5. Baseline and Resources

We will provide:

  • A bash script example that specifies input and output your solution should adhere to.
    • ./run_curation.sh input.pdf output.tsv

You may use any publicly available packages but must document dependencies.

6. Evaluation Criteria

No evaluation metrics are provided, as you are invited to select the most suited one(s).
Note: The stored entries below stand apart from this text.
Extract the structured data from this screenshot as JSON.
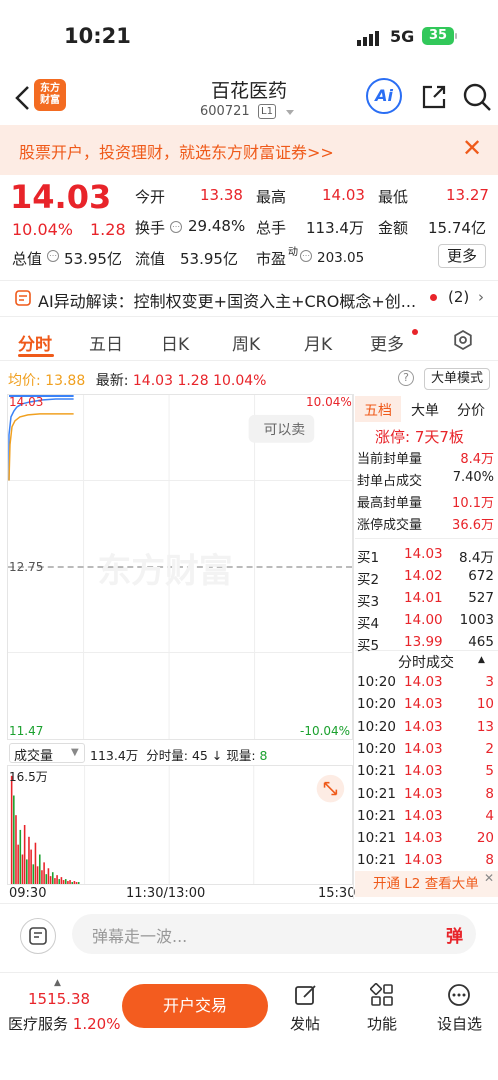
{
  "status_bar": {
    "time": "10:21",
    "network": "5G",
    "battery": "35"
  },
  "header": {
    "logo_text": "东方财富",
    "title": "百花医药",
    "code": "600721",
    "level": "L1"
  },
  "promo": {
    "text": "股票开户，投资理财，就选东方财富证券>>"
  },
  "quote": {
    "price": "14.03",
    "change_pct": "10.04%",
    "change": "1.28",
    "open_label": "今开",
    "open": "13.38",
    "high_label": "最高",
    "high": "14.03",
    "low_label": "最低",
    "low": "13.27",
    "turnover_label": "换手",
    "turnover": "29.48%",
    "volume_label": "总手",
    "volume": "113.4万",
    "amount_label": "金额",
    "amount": "15.74亿",
    "mktcap_label": "总值",
    "mktcap": "53.95亿",
    "float_label": "流值",
    "float": "53.95亿",
    "pe_label": "市盈",
    "pe_sup": "动",
    "pe": "203.05",
    "more": "更多"
  },
  "ai_bar": {
    "text": "AI异动解读：控制权变更+国资入主+CRO概念+创...",
    "count": "(2)"
  },
  "tabs": [
    {
      "label": "分时"
    },
    {
      "label": "五日"
    },
    {
      "label": "日K"
    },
    {
      "label": "周K"
    },
    {
      "label": "月K"
    },
    {
      "label": "更多"
    }
  ],
  "chart_info": {
    "avg_label": "均价:",
    "avg": "13.88",
    "latest_label": "最新:",
    "latest": "14.03",
    "chg": "1.28",
    "chg_pct": "10.04%",
    "mode": "大单模式",
    "y_top": "14.03",
    "y_top_pct": "10.04%",
    "y_mid": "12.75",
    "y_bottom": "11.47",
    "y_bottom_pct": "-10.04%",
    "sell_hint": "可以卖",
    "watermark": "东方财富"
  },
  "volume_info": {
    "selector": "成交量",
    "total": "113.4万",
    "minute_label": "分时量:",
    "minute": "45",
    "current_label": "现量:",
    "current": "8",
    "y_max": "16.5万"
  },
  "x_axis": {
    "start": "09:30",
    "mid": "11:30/13:00",
    "end": "15:30"
  },
  "side_tabs": [
    {
      "label": "五档"
    },
    {
      "label": "大单"
    },
    {
      "label": "分价"
    }
  ],
  "limit_up": {
    "title": "涨停: 7天7板",
    "rows": [
      {
        "label": "当前封单量",
        "value": "8.4万"
      },
      {
        "label": "封单占成交",
        "value": "7.40%"
      },
      {
        "label": "最高封单量",
        "value": "10.1万"
      },
      {
        "label": "涨停成交量",
        "value": "36.6万"
      }
    ]
  },
  "order_book": [
    {
      "label": "买1",
      "price": "14.03",
      "vol": "8.4万"
    },
    {
      "label": "买2",
      "price": "14.02",
      "vol": "672"
    },
    {
      "label": "买3",
      "price": "14.01",
      "vol": "527"
    },
    {
      "label": "买4",
      "price": "14.00",
      "vol": "1003"
    },
    {
      "label": "买5",
      "price": "13.99",
      "vol": "465"
    }
  ],
  "ticks_title": "分时成交",
  "ticks": [
    {
      "time": "10:20",
      "price": "14.03",
      "vol": "3"
    },
    {
      "time": "10:20",
      "price": "14.03",
      "vol": "10"
    },
    {
      "time": "10:20",
      "price": "14.03",
      "vol": "13"
    },
    {
      "time": "10:20",
      "price": "14.03",
      "vol": "2"
    },
    {
      "time": "10:21",
      "price": "14.03",
      "vol": "5"
    },
    {
      "time": "10:21",
      "price": "14.03",
      "vol": "8"
    },
    {
      "time": "10:21",
      "price": "14.03",
      "vol": "4"
    },
    {
      "time": "10:21",
      "price": "14.03",
      "vol": "20"
    },
    {
      "time": "10:21",
      "price": "14.03",
      "vol": "8"
    }
  ],
  "open_l2": "开通 L2 查看大单",
  "danmu": {
    "placeholder": "弹幕走一波...",
    "button": "弹"
  },
  "bottom_nav": {
    "index_value": "1515.38",
    "index_name": "医疗服务",
    "index_pct": "1.20%",
    "trade": "开户交易",
    "post": "发帖",
    "func": "功能",
    "custom": "设自选"
  },
  "colors": {
    "up": "#e8242a",
    "down": "#1ba12e",
    "accent": "#ef5a1a",
    "price_line": "#3b82f6",
    "avg_line": "#f0a020"
  }
}
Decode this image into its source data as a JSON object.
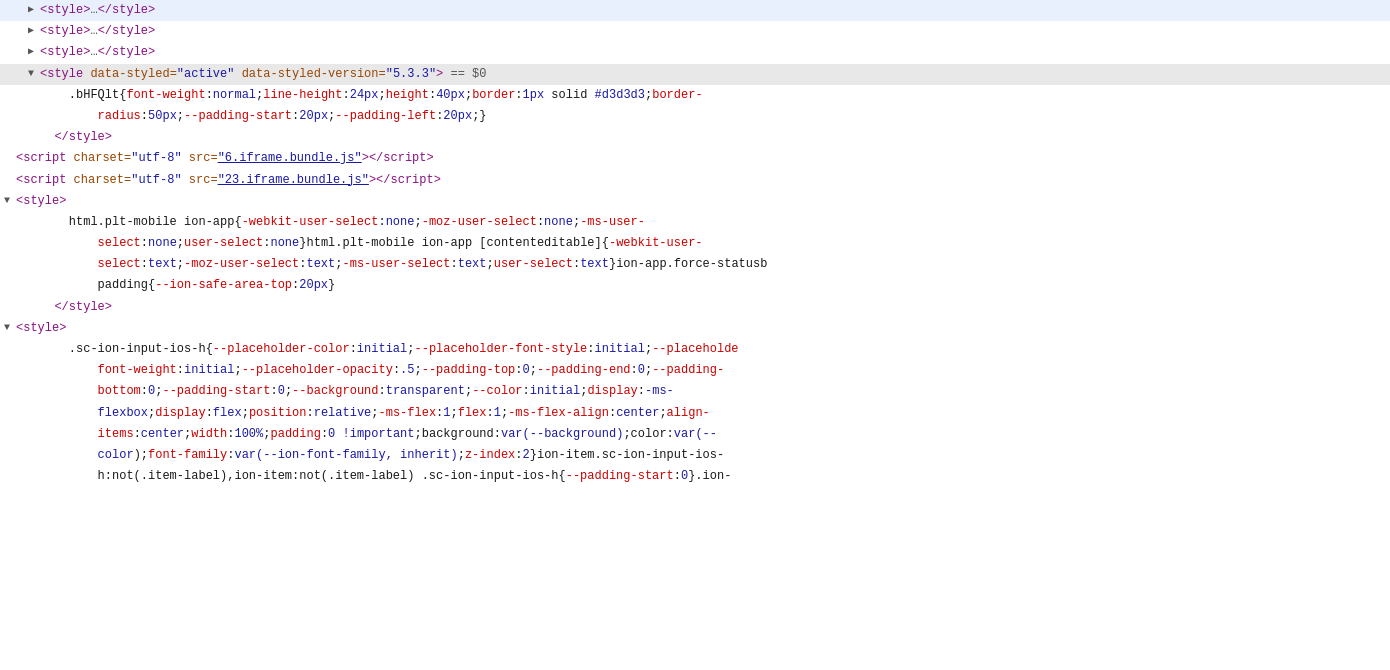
{
  "lines": [
    {
      "id": "line1",
      "indent": 0,
      "toggle": "collapsed",
      "highlighted": false,
      "content": "<style>…</style>"
    },
    {
      "id": "line2",
      "indent": 0,
      "toggle": "collapsed",
      "highlighted": false,
      "content": "<style>…</style>"
    },
    {
      "id": "line3",
      "indent": 0,
      "toggle": "collapsed",
      "highlighted": false,
      "content": "<style>…</style>"
    },
    {
      "id": "line4",
      "indent": 0,
      "toggle": "expanded",
      "highlighted": true,
      "content": "active_style_tag"
    },
    {
      "id": "line5",
      "indent": 1,
      "toggle": null,
      "highlighted": false,
      "content": "css_rule_bHFQlt"
    },
    {
      "id": "line6",
      "indent": 1,
      "toggle": null,
      "highlighted": false,
      "content": "css_continuation"
    },
    {
      "id": "line7",
      "indent": 1,
      "toggle": null,
      "highlighted": false,
      "content": "style_close"
    },
    {
      "id": "line8",
      "indent": 0,
      "toggle": null,
      "highlighted": false,
      "content": "script1"
    },
    {
      "id": "line9",
      "indent": 0,
      "toggle": null,
      "highlighted": false,
      "content": "script2"
    },
    {
      "id": "line10",
      "indent": 0,
      "toggle": "expanded",
      "highlighted": false,
      "content": "style_tag2"
    },
    {
      "id": "line11",
      "indent": 1,
      "toggle": null,
      "highlighted": false,
      "content": "css_html_plt_mobile"
    },
    {
      "id": "line12",
      "indent": 1,
      "toggle": null,
      "highlighted": false,
      "content": "css_html_plt_cont"
    },
    {
      "id": "line13",
      "indent": 1,
      "toggle": null,
      "highlighted": false,
      "content": "css_html_plt_cont2"
    },
    {
      "id": "line14",
      "indent": 1,
      "toggle": null,
      "highlighted": false,
      "content": "css_padding"
    },
    {
      "id": "line15",
      "indent": 1,
      "toggle": null,
      "highlighted": false,
      "content": "style_close2"
    },
    {
      "id": "line16",
      "indent": 0,
      "toggle": "expanded",
      "highlighted": false,
      "content": "style_tag3"
    },
    {
      "id": "line17",
      "indent": 1,
      "toggle": null,
      "highlighted": false,
      "content": "css_sc_ion1"
    },
    {
      "id": "line18",
      "indent": 1,
      "toggle": null,
      "highlighted": false,
      "content": "css_sc_ion2"
    },
    {
      "id": "line19",
      "indent": 1,
      "toggle": null,
      "highlighted": false,
      "content": "css_sc_ion3"
    },
    {
      "id": "line20",
      "indent": 1,
      "toggle": null,
      "highlighted": false,
      "content": "css_sc_ion4"
    },
    {
      "id": "line21",
      "indent": 1,
      "toggle": null,
      "highlighted": false,
      "content": "css_sc_ion5"
    },
    {
      "id": "line22",
      "indent": 1,
      "toggle": null,
      "highlighted": false,
      "content": "css_sc_ion6"
    },
    {
      "id": "line23",
      "indent": 1,
      "toggle": null,
      "highlighted": false,
      "content": "css_sc_ion7"
    }
  ],
  "colors": {
    "tag": "#881280",
    "attrName": "#994500",
    "attrValue": "#1a1aa6",
    "cssProperty": "#cc0000",
    "cssValue": "#1a1aa6",
    "highlight": "#e8e8e8",
    "text": "#1a1a1a"
  }
}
Solutions will be evaluated on

  • Accuracy: correct identification and normalization of genes, variants, and diseases.
  • Completeness: coverage of all relevant relationships per document.
  • Evidence Linking: quality of evidence passages linking variants to disease.
  • Consistency: adherence to the schema.
  • Scalability: ability to handle heterogeneous PDF formats.

7. Participation Guidelines

Your submission must include:

  1. Source code and environment specifications. (can be through Github, optional)
  2. A runnable script that adheres to the run_curation.sh format:
    • Accepts one input pdf
    • Runs the solution you devised
    • Outputs results as specified in a .tsv file

External data is permitted if openly available and clearly declared.

During the pitch session, you are asked to provide a 10 mins pitch presentation (followed by 4-mins Q&A) presenting the way you tackled the challenge, from model choice, evaluation metrics, model performance on dataset and how you met the evaluation criteria mentioned earlier.

Submission Link

8. Timeline

  • Submission deadline: September 26, 16:45 (local time).
  • Submission format: Single .zip file uploaded to the challenge portal.
  • Late submissions will not be accepted.

Disclaimer

The PDF documents provided in this challenge are supplied solely for the purpose of developing, testing, and benchmarking automatic curation pipelines for oligogenic disease research.

Participants must not use, share, or redistribute these papers or their contents for any other purpose.

All participants are responsible for respecting the copyright and licensing terms of the source publications. Any derived data (e.g., curated outputs) must be attributed appropriately and used in compliance with the challenge guidelines.

By participating, you agree to use the provided material only for this challenge and to delete any local copies of the PDFs once the challenge is completed.